The consequences can be serious. Our research suggests, for example, that as United States President Donald Trump continues to do things that once would have been regarded as outlandish, these actions are not simply coming to be regarded as more typical; they are coming to be seen as more normal. As a result, they will come to be seen as less bad and hence less worthy of outrage.

Blended conception

Our work thus offers support for those who worry about “normalisation”: That things, simply by becoming more common, become more acceptable. (The same holds true for gender reassignment surgery or any other controversial institution or practice that becomes more widespread.)

Likewise, people’s attitudes towards atypical behaviour are frequently coloured by this blended conception of normality. When a child does not have the usual interests or the usual haircut, his peers do not view his behaviour simply as atypical or statistically infrequent. They view it as abnormal — as weird or deviant. The result can be ostracism or bullying.
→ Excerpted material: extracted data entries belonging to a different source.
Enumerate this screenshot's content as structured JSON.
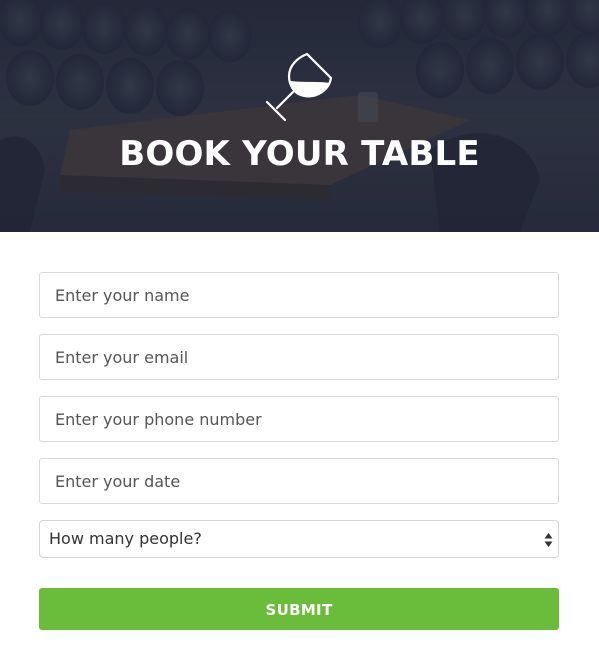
{
  "hero": {
    "title": "BOOK YOUR TABLE",
    "icon": "wine-glass-icon",
    "overlay_color": "#2c3244"
  },
  "form": {
    "name_placeholder": "Enter your name",
    "email_placeholder": "Enter your email",
    "phone_placeholder": "Enter your phone number",
    "date_placeholder": "Enter your date",
    "people_select": {
      "selected": "How many people?",
      "icon": "select-arrows-icon"
    },
    "submit_label": "SUBMIT"
  },
  "colors": {
    "accent": "#6abd3a",
    "field_border": "#d9d9d9",
    "hero_title": "#ffffff"
  }
}
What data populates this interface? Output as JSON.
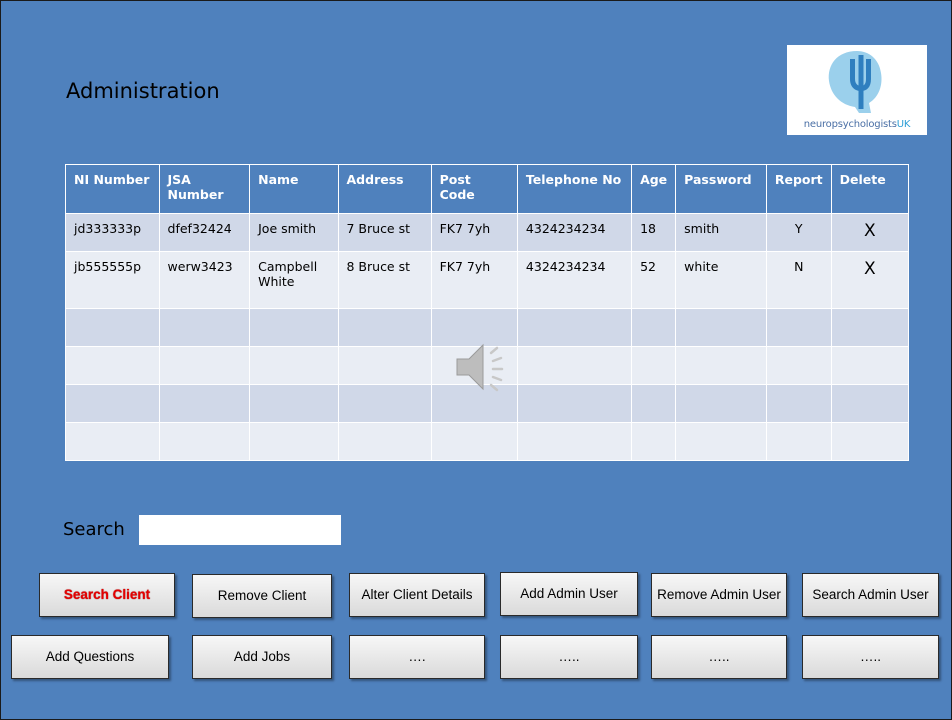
{
  "header": {
    "title": "Administration"
  },
  "logo": {
    "text_main": "neuropsychologists",
    "text_suffix": "UK"
  },
  "table": {
    "columns": [
      "NI Number",
      "JSA Number",
      "Name",
      "Address",
      "Post Code",
      "Telephone No",
      "Age",
      "Password",
      "Report",
      "Delete"
    ],
    "rows": [
      [
        "jd333333p",
        "dfef32424",
        "Joe smith",
        "7 Bruce st",
        "FK7 7yh",
        "4324234234",
        "18",
        "smith",
        "Y",
        "X"
      ],
      [
        "jb555555p",
        "werw3423",
        "Campbell White",
        "8 Bruce st",
        "FK7 7yh",
        "4324234234",
        "52",
        "white",
        "N",
        "X"
      ]
    ]
  },
  "search": {
    "label": "Search",
    "value": ""
  },
  "buttons": {
    "row1": [
      "Search Client",
      "Remove Client",
      "Alter Client Details",
      "Add Admin User",
      "Remove Admin User",
      "Search Admin User"
    ],
    "row2": [
      "Add Questions",
      "Add Jobs",
      "….",
      "…..",
      "…..",
      "….."
    ]
  },
  "colors": {
    "background": "#4f81bd",
    "row_odd": "#d0d8e8",
    "row_even": "#e9edf4",
    "delete_mark": "#e00000",
    "active_button_text": "#e60000"
  },
  "icons": {
    "logo": "psi-head-logo-icon",
    "audio": "speaker-icon"
  }
}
There is, fortunately, some good news. However deeply ingrained this cognitive tendency may be, people are not condemned to think this way. You are certainly capable of distinguishing carefully between what is typical and what is good. You are able to understand that something occurs frequently without also thinking that it is morally acceptable, or that something occurs infrequently without thinking that it is weird or deviant.

But this type of thinking, which takes some discipline, is no doubt more the exception than the rule. Most often, we do not stop to distinguish the typical from the acceptable, the infrequent from the deviant. Instead, we categorise things in terms of a more basic, undifferentiated notion of normality, which blends together these two importantly different facets of human life.

Combating this tendency in ourselves and others is — perhaps now more than ever — something to be vigilant about.

— New York Times News Service

Adam Bear is a graduate student in Psychology and Joshua Knobe is a professor of Cognitive Science and Philosophy, at Yale.